Full bidirectional communication. Overkill for job progress, but appropriate if you already have WebSockets for other features (chat, live collaboration).

# Only use WebSocket if you already have it for other features.
# For job progress alone, SSE or polling is simpler.

@socketio.on("subscribe_job")
def handle_subscribe(data):
    job_id = data["job_id"]
    join_room(f"job:{job_id}")

# Worker emits updates via Redis pub/sub → SocketIO
def emit_progress(job_id: str, progress: int):
    socketio.emit("job_progress", {"progress": progress}, room=f"job:{job_id}")

Which Delivery Mechanism to Choose

Notification mechanism decision: polling, SSE, or WebSocket


Notification on Completion

Progress tracking handles the "user is watching" case. But what if the user navigated away, closed their laptop, or is another service entirely?

Connected Users: In-App Notification

def complete_job(job_id: str, result: dict):
    job_service.complete_job(job_id, result)

    # Push to connected client via SSE/WebSocket
    notify_client(job["created_by"], {
        "type": "job_completed",
        "job_id": job_id,
        "message": "Your report is ready",
        "download_url": result["url"]
    })

Disconnected Users: Email or Push

def complete_job(job_id: str, result: dict):
    job_service.complete_job(job_id, result)

    user = db.users.find_one({"id": job["created_by"]})

    # Try real-time first, fall back to email
    if is_user_connected(user["id"]):
        notify_client(user["id"], {"type": "job_completed", ...})
    else:
        send_email(
            to=user["email"],
            subject="Your report is ready",
            body=f"Download: {result['url']}"
        )

B2B Integrations: Webhooks

When another service is waiting for the result, use webhooks. The consuming service registers a URL, and you POST to it on completion.

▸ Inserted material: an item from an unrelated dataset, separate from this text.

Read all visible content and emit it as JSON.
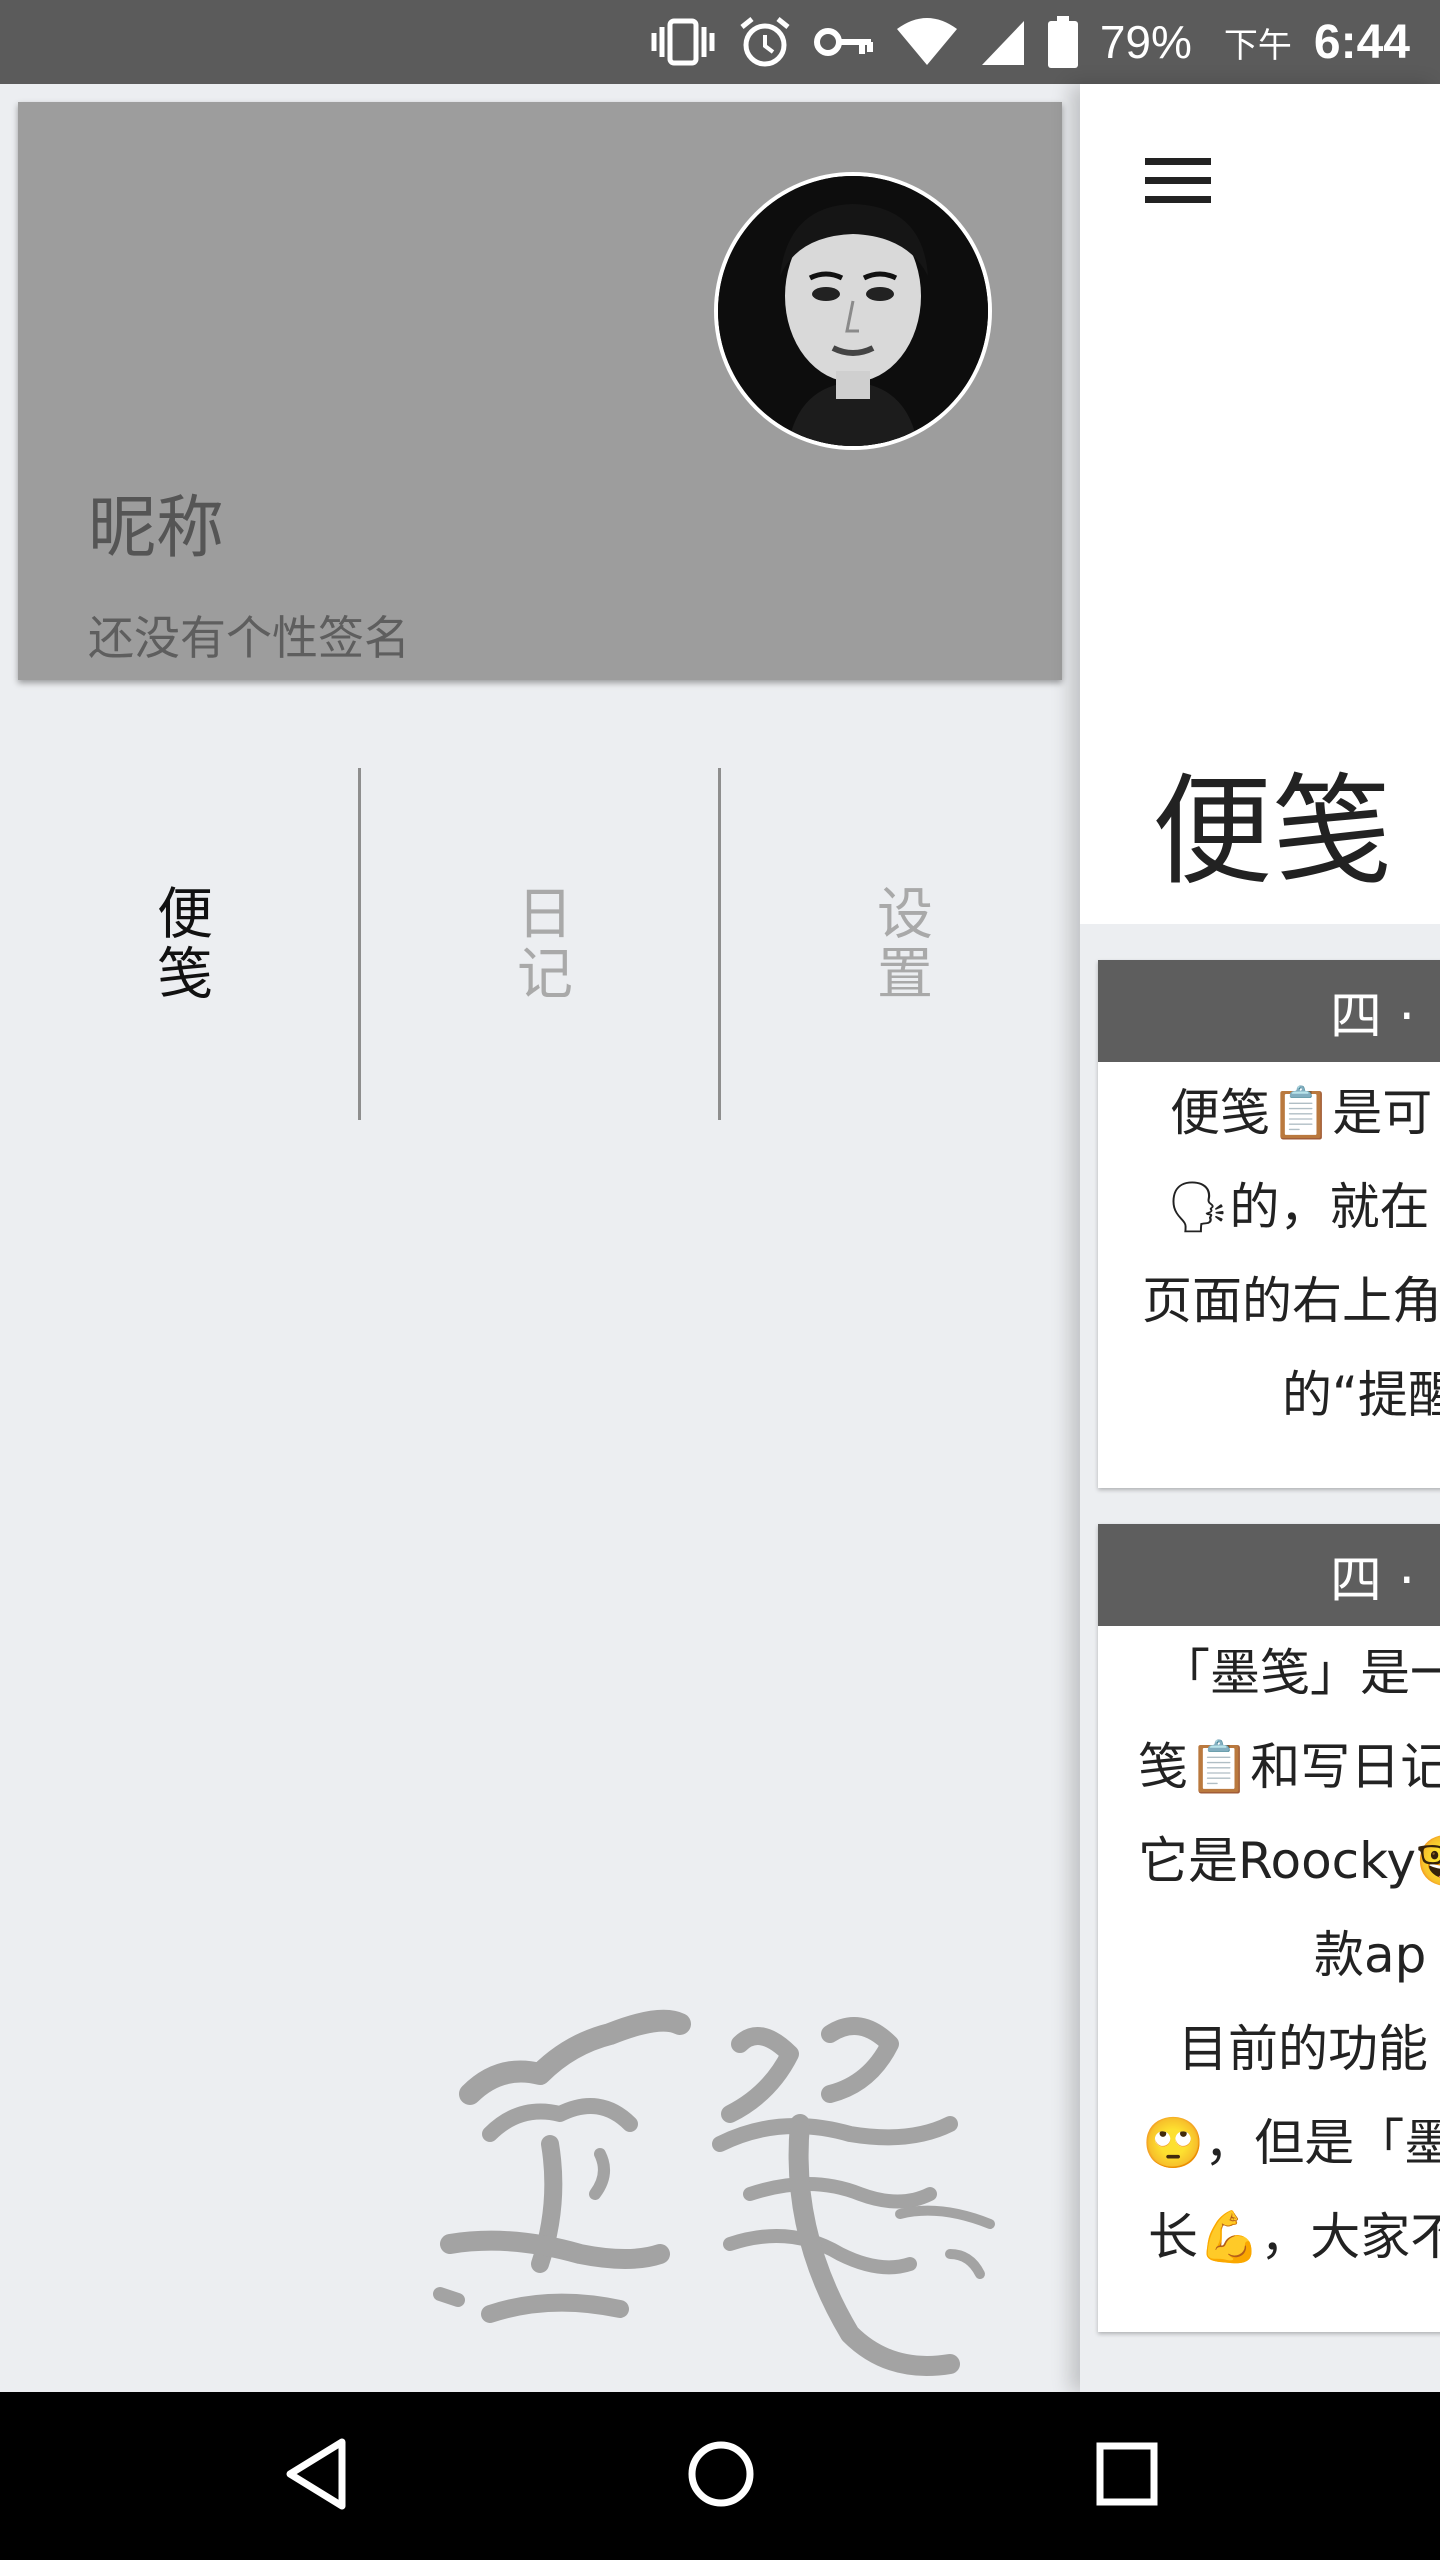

def deliver_webhook(job_id: str, result: dict):
    webhook_url = job["payload"]["webhook_url"]

    payload = {
        "event": "job.completed",
        "job_id": job_id,
        "result": result,
        "timestamp": datetime.utcnow().isoformat()
    }

    # Sign the payload so the receiver can verify authenticity
    signature = hmac.new(
        webhook_secret.encode(),
        json.dumps(payload).encode(),
        hashlib.sha256
    ).hexdigest()

    response = requests.post(
        webhook_url,
        json=payload,
        headers={
            "X-Webhook-Signature": signature,
            "Content-Type": "application/json"
        },
        timeout=30
    )

    if response.status_code >= 400:
        schedule_webhook_retry(job_id, attempt=1)

Stripe's webhook retry schedule is a good model for designing your own:

Attempt Delay After Previous
1 Immediate
2 5 seconds
3 30 seconds
4 5 minutes
5 30 minutes
6 2 hours
7 8 hours
8 24 hours

After 8 failed attempts over ~3 days, Stripe marks the endpoint as disabled and alerts the developer. Total retry window: ~34.5 hours.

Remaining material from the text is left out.